Some businesses truly take advantage of labeling. They know that the public is interested in being healthy, local, fresh, and much more. Therefore, they over label their item to grab the consumer’s attention, and once that consumer buys their product once, they typically will keep buying it. However, labeling restrictions that people are encouraging, such a labeling GMO or non-GMO on everything produced will hurt an industry. This will hurt them by billions of dollars, simply by the packaging.
I personally believe that labeling may be necessary for some labels, but I believe over labeling should be illegal as it is a marketing gimmick to consumers. With that in mind, I believe consumers should be required to take an agriculture class and learn more about their food, therefore they can be aware about what contains gluten and GMO’s for example as well as the practices farmers do to grow a safe and sustainable product.
Should genetically modified organisms/ingredients be labeled for consumers?
A GMO (genetically modified organism) is the result of a laboratory process where genes from the DNA of one species are extracted and artificially forced into the genes of an unrelated plant or animal. Currently commercialized GM crops in the U.S. include soy, cotton, canola, sugar beets, corn etc… One of the biggest controversies in the food world today is determining whether food products containing genetically modified ingredients should be labeled so. The argument for labeling comes down to the right to know: Consumers should be well informed of what’s in their food.
One of the cons of labeling food products that contain genetically modified ingredients is that the majority of consumers have no idea what GMO means or they see other products that are labeled Non-GMO so they think if a product is genetically modified it must be some terrible thing. Therefore, food manufacturers hesitate to label their products in fear that sales will go down. There needs to be outreach and educational programs for consumers to learn more about GMOs. This is tricky for food producers to do because consumers might not believe information that is coming directly from them.

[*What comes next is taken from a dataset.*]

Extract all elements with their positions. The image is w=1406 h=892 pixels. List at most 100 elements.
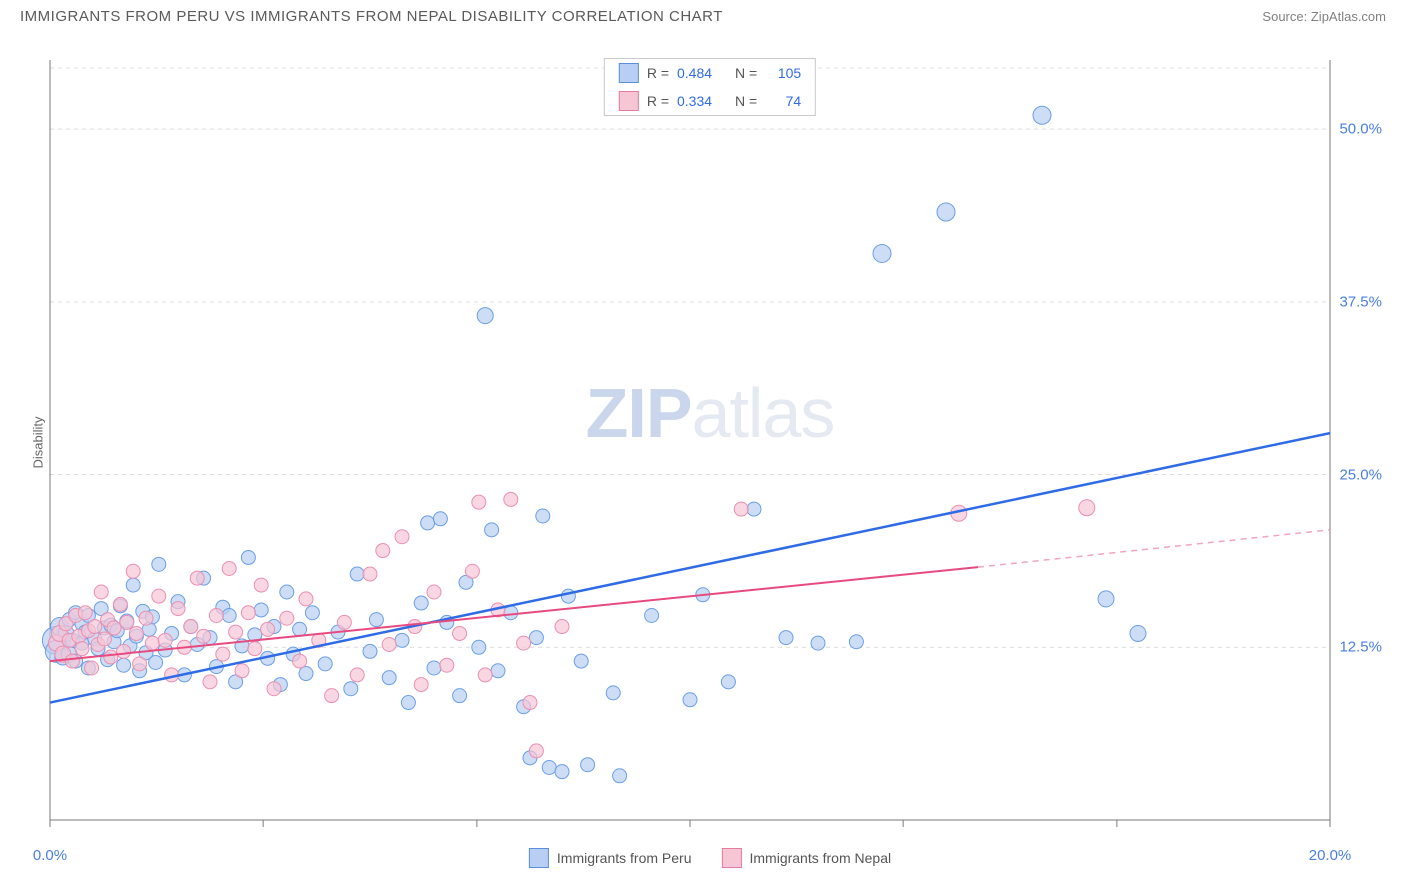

Another reason food producers advocate for keeping GMO labels off food products is how expensive it would be for them to change their labels for maybe one or two states that require it. Also, adding genetically modified to a label suggests that the food might cause health problems. This is exactly what anti-GMO and organic food marketers want consumers to think. Labeling food products genetically modified will be more expensive for the company and if consumers don’t know what GMO means it provides no useful information to them
All the disadvantages aside, consumers should be well informed of what’s in their food. I firmly believe that food producers need to be open and honest about what they are putting in their food, it’s the first step in creating trust between them and the consumer. However, I do understand their hesitation, with so many consumers being uneducated it wouldn’t be a smart move, financially. Labeling genetically modified products might be what food producers need to show consumers that they want to create a stronger relationship by being transparent with the public knowing that it might affect their sales negatively.